Somalia on hand for occasional management of COVID-19 pandemic
MOGADISHU, Somalia – The government of Somalia has once again been blamed for taking the COVID-19 pandemic “casually” even as the world struggles to contain the spread and rate of infections, in addition to seeking long-term cures such than vaccines.
According to AFP, as other countries rush to distribute COVID-19 vaccines, Somalia remains the rare place where much of the population has not taken the coronavirus seriously. Some fear it will be more deadly than anyone knows.
With part of the country still held by the extremist al-Shabab group linked to al-Qaida, it is places like Somalia that will be the last to receive COVID-19 vaccines in significant quantities.

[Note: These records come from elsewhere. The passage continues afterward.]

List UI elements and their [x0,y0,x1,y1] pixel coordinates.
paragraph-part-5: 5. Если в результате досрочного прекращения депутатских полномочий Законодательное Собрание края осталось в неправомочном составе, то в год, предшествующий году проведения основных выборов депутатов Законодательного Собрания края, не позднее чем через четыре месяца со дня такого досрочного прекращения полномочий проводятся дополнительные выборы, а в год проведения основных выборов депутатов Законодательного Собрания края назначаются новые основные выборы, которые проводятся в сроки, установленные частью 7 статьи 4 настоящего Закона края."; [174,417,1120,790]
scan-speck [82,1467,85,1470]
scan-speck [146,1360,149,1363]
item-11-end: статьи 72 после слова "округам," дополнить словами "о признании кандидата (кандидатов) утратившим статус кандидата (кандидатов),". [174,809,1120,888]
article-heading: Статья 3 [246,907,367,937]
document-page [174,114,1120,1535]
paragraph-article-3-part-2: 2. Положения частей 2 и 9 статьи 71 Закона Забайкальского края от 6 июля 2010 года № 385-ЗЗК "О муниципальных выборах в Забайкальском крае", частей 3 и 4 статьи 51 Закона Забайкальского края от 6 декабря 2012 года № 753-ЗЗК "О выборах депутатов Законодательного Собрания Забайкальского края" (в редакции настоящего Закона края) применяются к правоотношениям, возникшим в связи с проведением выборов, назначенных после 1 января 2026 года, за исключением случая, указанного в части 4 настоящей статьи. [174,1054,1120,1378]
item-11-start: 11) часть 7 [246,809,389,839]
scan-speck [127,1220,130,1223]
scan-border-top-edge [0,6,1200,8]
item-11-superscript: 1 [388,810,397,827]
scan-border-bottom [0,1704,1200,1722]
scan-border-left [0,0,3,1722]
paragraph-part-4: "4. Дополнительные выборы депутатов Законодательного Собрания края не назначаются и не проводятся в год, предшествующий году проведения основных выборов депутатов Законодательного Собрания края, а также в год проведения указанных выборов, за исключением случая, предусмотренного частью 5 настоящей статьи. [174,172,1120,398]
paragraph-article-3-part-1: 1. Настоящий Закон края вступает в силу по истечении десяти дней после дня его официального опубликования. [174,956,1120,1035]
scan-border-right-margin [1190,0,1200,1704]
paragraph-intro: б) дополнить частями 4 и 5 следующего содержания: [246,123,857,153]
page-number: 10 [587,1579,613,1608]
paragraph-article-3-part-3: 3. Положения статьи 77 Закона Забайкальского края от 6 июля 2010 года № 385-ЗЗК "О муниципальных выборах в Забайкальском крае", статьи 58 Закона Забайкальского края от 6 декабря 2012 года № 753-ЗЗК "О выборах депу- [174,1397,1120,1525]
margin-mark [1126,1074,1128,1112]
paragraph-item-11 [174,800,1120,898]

Less than 27,000 tests for the virus have been carried out in Somalia, a country of more than 15 million people, one of the lowest rates in the world. Less than 4,800 cases have been confirmed, including at least 130 deaths.
For example, according to AFP, Hassan Mohamed Yusuf, a 45-year-old street beggar, this fear has turned into virtual certainty.
“At first we saw this virus as another form of the flu,” he said.
Then three of her young children died after coughing and having a high fever. As residents of a makeshift camp for people displaced by conflict or drought, they did not have access to coronavirus testing and proper care.
At the same time, Yusuf said, the virus has hampered his efforts to find money to treat his family as “we can’t be close enough” to people to beg.
At the start of the pandemic, the Somali government attempted to take action to limit the spread of the virus, closing all schools and shutting down all domestic and international flights. Cell phones were ringing with messages about the virus.
But social distancing has long vanished from the streets, markets or restaurants of the country.
Some 30,000 people crowded into a stadium in Mogadishu on Thursday for a regional football match without face masks or other anti-virus measures.
Mosques in the Muslim nation have never faced restrictions, for fear of backlash.
A more important protective factor is the relative youth of the Somali people, said Dr Abdurahman Abdullahi Abdi Bilaal, who works in a clinic in the capital. Over 80% of the country’s population is under 30 years old.
“The virus is there, absolutely, but people’s resilience is due to age,” he said.
It is the lack of post-mortem investigations in the country that allows the true extent of the virus to go undetected, he said. The next challenge in Somalia is not just to get the COVID-19 vaccines, but also to persuade the population to accept them.